FDA Approves Drug That Targets Brain Cancer Gene Mutation
This month, the U.S. Food and Drug Administration approved a new drug for IDH-mutant low-grade glioma, a type of brain cancer. The drug, vorasidenib, is a targeted therapy that inhibits the IDH gene mutation, slowing cancer growth.
The IDH gene was first identified in 2008 by Dr. Bert Vogelstein and his team at Johns Hopkins, who mapped the genetic blueprint of brain cancer. This discovery revealed that IDH mutations are common in certain brain tumors, which had not been previously recognized.
Typically, treatment involves surgery, followed by radiation and chemotherapy. Vorasidenib may allow some patients to delay these additional treatments. According to Matthias Holdhoff, M.D., Ph.D., co-director of the Johns Hopkins Kimmel Cancer Center brain tumor program, this drug could become a new standard for treating slow-growing IDH-mutant gliomas.
A phase 3 clinical trial published in the New England Journal of Medicine showed that vorasidenib significantly improved progression-free survival for 331 patients with grade 2 IDH-mutant glioma, compared to a placebo. Vogelstein’s research also led to a new classification for gliomas, distinguishing between those with IDH mutations, which generally have better outcomes, and those without, such as glioblastoma, a more aggressive form of brain cancer.
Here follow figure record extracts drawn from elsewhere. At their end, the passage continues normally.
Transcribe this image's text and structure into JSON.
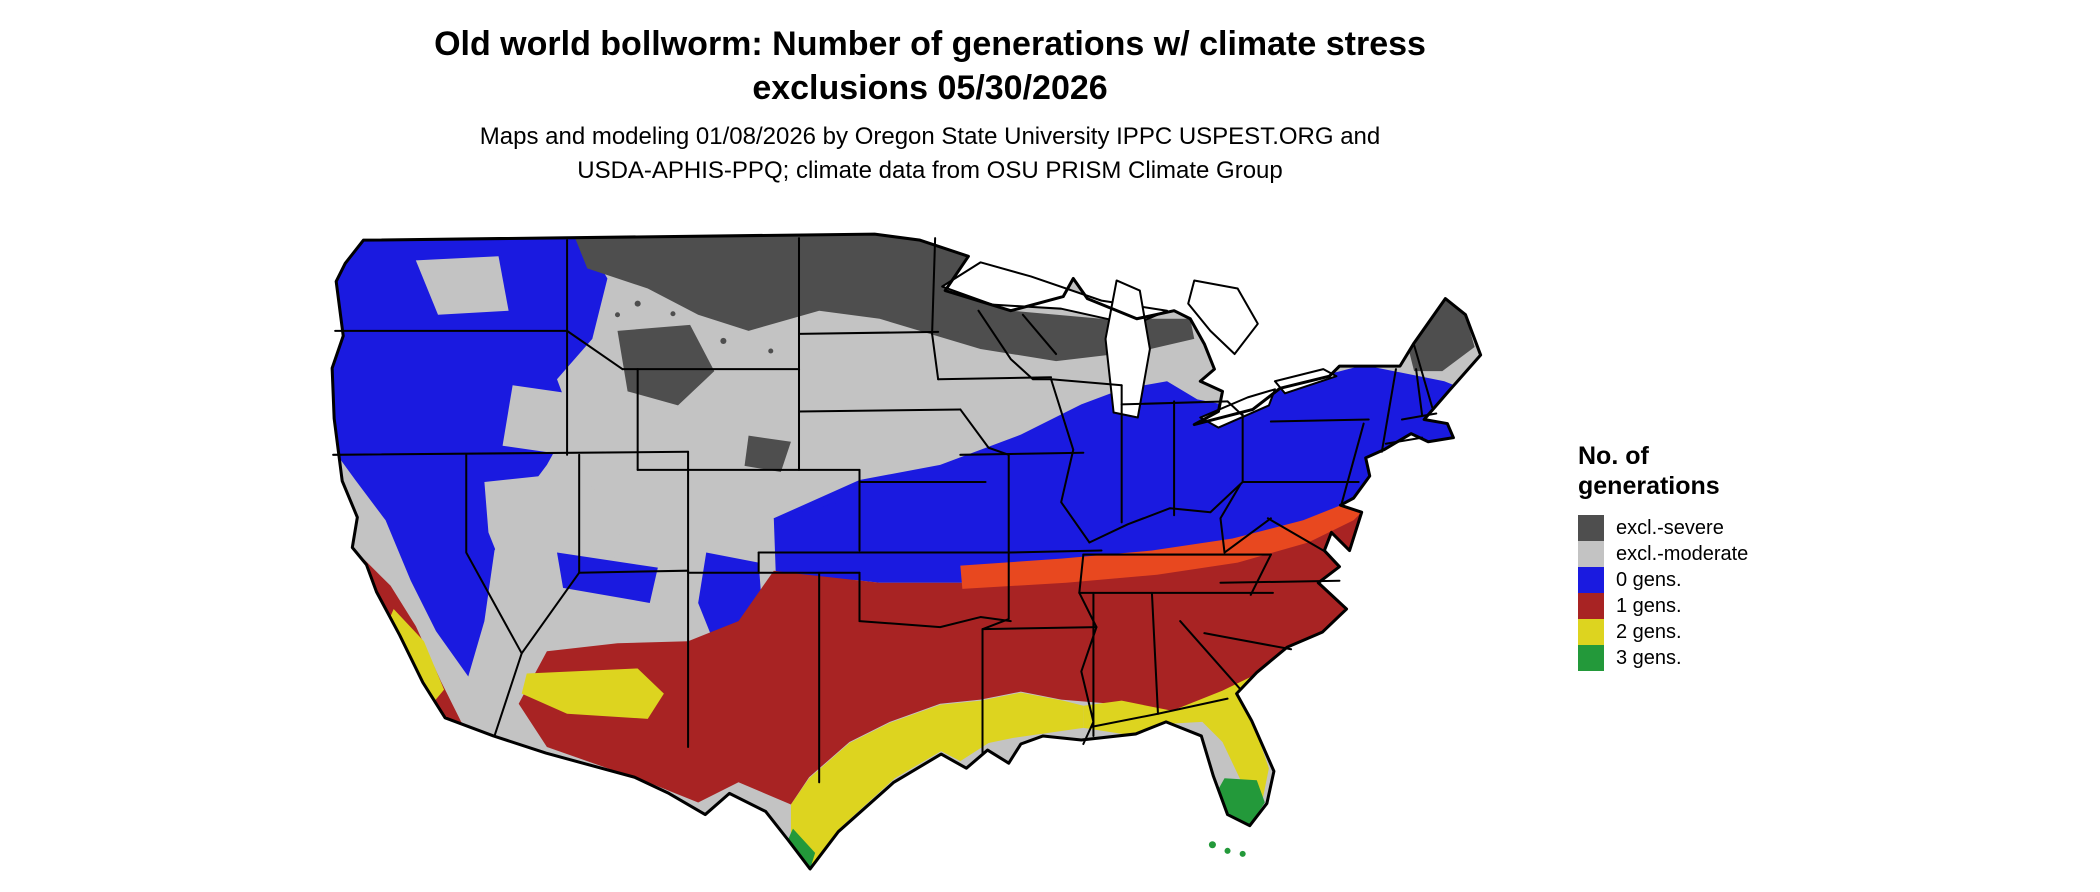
{
  "title": {
    "line1": "Old world bollworm: Number of generations w/ climate stress",
    "line2": "exclusions 05/30/2026"
  },
  "subtitle": {
    "line1": "Maps and modeling 01/08/2026 by Oregon State University IPPC USPEST.ORG and",
    "line2": "USDA-APHIS-PPQ; climate data from OSU PRISM Climate Group"
  },
  "legend": {
    "title_line1": "No. of",
    "title_line2": "generations",
    "items": [
      {
        "key": "sev",
        "label": "excl.-severe",
        "color": "#4e4e4e"
      },
      {
        "key": "mod",
        "label": "excl.-moderate",
        "color": "#c3c3c3"
      },
      {
        "key": "g0",
        "label": "0 gens.",
        "color": "#1a1ae0"
      },
      {
        "key": "g1",
        "label": "1 gens.",
        "color": "#a82323"
      },
      {
        "key": "g2",
        "label": "2 gens.",
        "color": "#ddd41f"
      },
      {
        "key": "g3",
        "label": "3 gens.",
        "color": "#23993a"
      }
    ]
  },
  "map": {
    "name": "Continental US map of modeled old world bollworm generations",
    "colors": {
      "sev": "#4e4e4e",
      "mod": "#c3c3c3",
      "g0": "#1a1ae0",
      "g1": "#a82323",
      "g1_hot": "#e8481f",
      "g2": "#ddd41f",
      "g3": "#23993a",
      "water": "#ffffff",
      "border": "#000000"
    }
  }
}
About 80% of low-grade gliomas have IDH mutations. These tumors, which mostly affect younger adults, grow more slowly and are linked to longer survival rates compared to high-grade gliomas. Vogelstein notes that understanding diseases through research ultimately leads to better treatments.
The IDH discovery has also spurred further research into other brain cancers. Johns Hopkins University holds patents for the IDH discovery, licensed to Servier Laboratories, which funded the phase 3 trial. The university and its inventors, including Vogelstein, will receive royalties from this licensing agreement.